Détroit d’Ormuz : Trump veut faire payer la protection américaine

Une nouvelle facture pourrait accompagner la sécurisation du détroit d’Ormuz. Donald Trump a déclaré, lundi 13 juillet sur Fox News, que les États-Unis entendaient être rémunérés pour protéger cette voie maritime stratégique et en assurer la gestion.

Le président américain veut faire contribuer les bénéficiaires de la sécurisation du détroit d’Ormuz. Interrogé dans l’émission « Fox & Friends », Donald Trump a présenté les États-Unis comme les futurs « gardiens » du passage maritime et réclamé une compensation financière en contrepartie des moyens engagés.

« Nous deviendrons les gardiens du détroit. Nous serons payés pour le protéger », a déclaré le locataire de la Maison-Blanche. Il a justifié cette position par les dépenses supportées par Washington et les risques encourus par les citoyens américains.

Trump veut une compensation pour la sécurisation du détroit

Donald Trump estime que son pays a assuré pendant plusieurs années la protection de cette zone sans recevoir de contrepartie. Le président américain a indiqué que Washington pourrait désormais gérer le passage et réclamer une indemnisation pour cette mission.

D’après Reuters, Trump a également évoqué un remboursement de 20 % sur les cargaisons empruntant le détroit afin de financer les coûts liés à sa sécurisation. Cette proposition ajoute une dimension financière aux opérations américaines dans une zone essentielle au commerce énergétique mondial.

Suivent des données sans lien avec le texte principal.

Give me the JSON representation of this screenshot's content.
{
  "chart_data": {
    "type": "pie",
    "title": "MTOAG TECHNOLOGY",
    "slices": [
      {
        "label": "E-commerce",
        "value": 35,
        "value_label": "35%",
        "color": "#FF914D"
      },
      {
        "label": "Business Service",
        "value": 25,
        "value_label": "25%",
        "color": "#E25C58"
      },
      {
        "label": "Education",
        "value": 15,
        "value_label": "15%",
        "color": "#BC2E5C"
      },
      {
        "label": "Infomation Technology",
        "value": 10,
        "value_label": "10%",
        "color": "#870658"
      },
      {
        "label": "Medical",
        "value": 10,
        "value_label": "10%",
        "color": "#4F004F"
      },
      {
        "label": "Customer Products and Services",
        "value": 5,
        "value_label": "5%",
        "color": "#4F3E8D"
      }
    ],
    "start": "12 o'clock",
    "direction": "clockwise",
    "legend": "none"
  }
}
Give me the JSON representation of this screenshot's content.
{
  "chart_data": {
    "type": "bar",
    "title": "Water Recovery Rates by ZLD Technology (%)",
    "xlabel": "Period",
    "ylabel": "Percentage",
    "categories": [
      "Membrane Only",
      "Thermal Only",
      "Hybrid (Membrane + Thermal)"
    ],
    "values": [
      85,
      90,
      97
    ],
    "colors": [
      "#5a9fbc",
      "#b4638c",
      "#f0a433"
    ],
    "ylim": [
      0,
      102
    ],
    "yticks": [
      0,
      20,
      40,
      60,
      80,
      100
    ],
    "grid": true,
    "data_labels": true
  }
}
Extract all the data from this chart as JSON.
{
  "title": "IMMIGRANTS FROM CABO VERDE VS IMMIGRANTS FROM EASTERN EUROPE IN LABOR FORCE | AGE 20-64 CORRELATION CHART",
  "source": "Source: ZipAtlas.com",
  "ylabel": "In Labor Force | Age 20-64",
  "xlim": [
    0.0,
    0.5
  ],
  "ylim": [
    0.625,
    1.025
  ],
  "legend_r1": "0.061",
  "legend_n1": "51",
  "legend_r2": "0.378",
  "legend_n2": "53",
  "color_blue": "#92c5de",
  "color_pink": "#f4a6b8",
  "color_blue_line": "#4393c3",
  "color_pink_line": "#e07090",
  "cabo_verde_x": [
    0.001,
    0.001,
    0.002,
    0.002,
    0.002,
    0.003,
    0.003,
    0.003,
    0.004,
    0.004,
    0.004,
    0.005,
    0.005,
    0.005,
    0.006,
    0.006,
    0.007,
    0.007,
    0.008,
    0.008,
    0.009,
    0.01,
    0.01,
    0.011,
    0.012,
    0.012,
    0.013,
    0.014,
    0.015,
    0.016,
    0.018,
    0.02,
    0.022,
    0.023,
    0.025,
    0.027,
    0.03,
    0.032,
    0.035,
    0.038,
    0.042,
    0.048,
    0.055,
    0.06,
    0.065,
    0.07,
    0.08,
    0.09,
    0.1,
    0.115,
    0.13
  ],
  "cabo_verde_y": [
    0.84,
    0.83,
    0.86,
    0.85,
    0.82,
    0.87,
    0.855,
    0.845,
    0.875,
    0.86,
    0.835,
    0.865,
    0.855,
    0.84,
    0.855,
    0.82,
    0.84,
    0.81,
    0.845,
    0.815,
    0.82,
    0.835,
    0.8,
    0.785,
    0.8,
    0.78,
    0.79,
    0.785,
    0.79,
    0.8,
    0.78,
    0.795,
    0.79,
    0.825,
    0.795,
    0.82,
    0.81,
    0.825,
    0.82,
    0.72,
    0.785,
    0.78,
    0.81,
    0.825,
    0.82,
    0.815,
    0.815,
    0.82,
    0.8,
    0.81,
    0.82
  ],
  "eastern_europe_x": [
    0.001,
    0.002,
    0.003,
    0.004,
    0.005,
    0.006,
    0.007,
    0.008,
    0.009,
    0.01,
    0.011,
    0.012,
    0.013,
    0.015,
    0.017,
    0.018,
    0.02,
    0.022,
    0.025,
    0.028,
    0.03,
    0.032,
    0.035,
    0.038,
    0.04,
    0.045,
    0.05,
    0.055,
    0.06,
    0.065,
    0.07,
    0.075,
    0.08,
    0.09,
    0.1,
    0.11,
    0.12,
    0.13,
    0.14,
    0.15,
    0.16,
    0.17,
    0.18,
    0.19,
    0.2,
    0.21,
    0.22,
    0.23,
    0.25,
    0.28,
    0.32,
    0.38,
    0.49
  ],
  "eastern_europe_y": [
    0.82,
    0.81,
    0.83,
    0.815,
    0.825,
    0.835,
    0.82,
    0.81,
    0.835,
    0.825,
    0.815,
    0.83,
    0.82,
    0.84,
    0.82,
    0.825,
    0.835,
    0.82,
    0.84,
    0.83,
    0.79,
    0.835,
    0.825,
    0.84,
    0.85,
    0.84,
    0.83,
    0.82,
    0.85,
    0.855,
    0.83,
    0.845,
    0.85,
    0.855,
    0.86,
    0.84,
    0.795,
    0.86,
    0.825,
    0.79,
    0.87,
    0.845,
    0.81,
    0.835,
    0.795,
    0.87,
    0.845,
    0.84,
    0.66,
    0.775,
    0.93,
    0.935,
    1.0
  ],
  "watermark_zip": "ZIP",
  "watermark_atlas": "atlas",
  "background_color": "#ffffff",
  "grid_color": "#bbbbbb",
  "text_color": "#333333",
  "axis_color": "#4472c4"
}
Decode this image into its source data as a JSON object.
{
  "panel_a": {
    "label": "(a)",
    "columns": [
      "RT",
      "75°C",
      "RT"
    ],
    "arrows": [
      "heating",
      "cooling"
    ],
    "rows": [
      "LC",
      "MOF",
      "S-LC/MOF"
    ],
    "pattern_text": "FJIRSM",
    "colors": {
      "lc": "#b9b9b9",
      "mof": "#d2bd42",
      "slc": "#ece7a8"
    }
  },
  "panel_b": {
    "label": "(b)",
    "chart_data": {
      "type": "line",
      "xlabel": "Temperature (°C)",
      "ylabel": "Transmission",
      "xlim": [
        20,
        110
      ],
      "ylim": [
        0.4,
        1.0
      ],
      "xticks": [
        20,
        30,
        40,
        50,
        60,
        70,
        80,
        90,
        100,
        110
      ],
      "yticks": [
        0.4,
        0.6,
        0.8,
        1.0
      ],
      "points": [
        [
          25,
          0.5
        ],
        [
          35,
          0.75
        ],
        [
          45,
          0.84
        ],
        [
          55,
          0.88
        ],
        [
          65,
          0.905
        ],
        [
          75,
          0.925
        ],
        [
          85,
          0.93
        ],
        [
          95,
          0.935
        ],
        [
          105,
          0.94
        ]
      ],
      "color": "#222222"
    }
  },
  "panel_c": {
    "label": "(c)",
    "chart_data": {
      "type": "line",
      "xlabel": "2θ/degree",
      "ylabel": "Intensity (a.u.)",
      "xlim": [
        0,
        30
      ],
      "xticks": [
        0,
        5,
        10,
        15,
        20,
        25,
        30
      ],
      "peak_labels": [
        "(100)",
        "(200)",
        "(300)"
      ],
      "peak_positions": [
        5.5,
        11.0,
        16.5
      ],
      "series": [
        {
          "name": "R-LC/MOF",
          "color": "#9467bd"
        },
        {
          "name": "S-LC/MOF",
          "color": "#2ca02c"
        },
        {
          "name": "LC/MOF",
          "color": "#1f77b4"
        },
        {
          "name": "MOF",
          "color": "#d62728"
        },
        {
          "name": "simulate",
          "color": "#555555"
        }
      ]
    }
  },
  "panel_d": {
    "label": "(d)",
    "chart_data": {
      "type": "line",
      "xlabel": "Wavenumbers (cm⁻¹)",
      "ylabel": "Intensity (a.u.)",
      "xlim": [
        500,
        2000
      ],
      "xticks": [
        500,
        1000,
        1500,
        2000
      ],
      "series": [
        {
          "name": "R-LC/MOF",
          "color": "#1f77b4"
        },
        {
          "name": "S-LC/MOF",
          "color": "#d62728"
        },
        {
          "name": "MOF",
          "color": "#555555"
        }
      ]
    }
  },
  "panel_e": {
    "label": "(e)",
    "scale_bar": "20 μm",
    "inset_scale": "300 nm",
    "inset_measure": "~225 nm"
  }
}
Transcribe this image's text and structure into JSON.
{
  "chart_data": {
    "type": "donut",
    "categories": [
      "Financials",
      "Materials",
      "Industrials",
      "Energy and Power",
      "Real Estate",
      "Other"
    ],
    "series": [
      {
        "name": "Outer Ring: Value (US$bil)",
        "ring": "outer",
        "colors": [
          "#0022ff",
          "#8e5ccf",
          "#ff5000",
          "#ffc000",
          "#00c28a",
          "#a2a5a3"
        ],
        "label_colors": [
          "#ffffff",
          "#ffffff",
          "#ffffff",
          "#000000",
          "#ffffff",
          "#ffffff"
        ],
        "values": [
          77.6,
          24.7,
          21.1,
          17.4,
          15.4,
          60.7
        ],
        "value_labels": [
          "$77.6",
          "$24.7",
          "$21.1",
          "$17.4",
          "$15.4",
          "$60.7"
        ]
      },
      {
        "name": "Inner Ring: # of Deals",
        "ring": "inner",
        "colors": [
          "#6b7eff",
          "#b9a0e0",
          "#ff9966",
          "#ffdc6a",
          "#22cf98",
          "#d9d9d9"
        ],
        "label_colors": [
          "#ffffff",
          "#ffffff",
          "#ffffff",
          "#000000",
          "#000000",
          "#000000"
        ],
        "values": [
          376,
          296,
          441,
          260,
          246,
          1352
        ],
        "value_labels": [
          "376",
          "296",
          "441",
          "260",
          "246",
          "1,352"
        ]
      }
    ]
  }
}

Le détroit d’Ormuz relie le golfe Persique au golfe d’Oman. Une part importante des exportations mondiales de pétrole et de gaz naturel liquéfié y transite, ce qui rend toute perturbation de la navigation susceptible d’affecter rapidement les marchés énergétiques.

La veille de son intervention sur Fox News, Donald Trump avait affirmé que le détroit était ouvert au trafic commercial malgré la poursuite des affrontements entre Washington et Téhéran.

Le président américain accuse l’Iran d’avoir rompu un accord

Le dirigeant américain a également mis en cause l’Iran dans l’échec des dernières discussions. Il a affirmé qu’un accord avait été trouvé avant que la partie iranienne ne demande de nouvelles modifications.

Trump a évoqué une réunion de onze heures au terme de laquelle les différents points auraient été réglés. D’après sa version, les négociateurs iraniens auraient ensuite repris contact pour réclamer des changements. Le président américain n’a pas précisé publiquement la nature de ces demandes.

Il a également menacé Téhéran d’une riposte militaire sévère, accusant les autorités iraniennes de revenir régulièrement sur les engagements conclus lors des négociations.

Le ministère iranien des Affaires étrangères a, de son côté, indiqué poursuivre les discussions avec les médiateurs du Qatar, du Pakistan et d’Oman. Ces contacts visent à éviter une nouvelle aggravation des affrontements entre les deux pays.

Les Gardiens de la révolution maintiennent la pression sur la navigation

Le Corps des gardiens de la révolution islamique maintient sa position sur la fermeture du détroit d’Ormuz. L’organisation militaire iranienne conditionne le retour à une circulation maritime normale à l’arrêt des opérations américaines dans la région.

Les Gardiens de la révolution ont également averti que la poursuite des interventions des États-Unis pourrait entraîner des répercussions plus larges sur les marchés internationaux du pétrole et du gaz.

Les déclarations de Donald Trump ouvrent désormais la question des modalités d’une éventuelle rémunération américaine pour la protection du détroit. Washington doit encore préciser le mécanisme permettant de prélever la compensation de 20 % évoquée par le président et les cargaisons qui seraient concernées.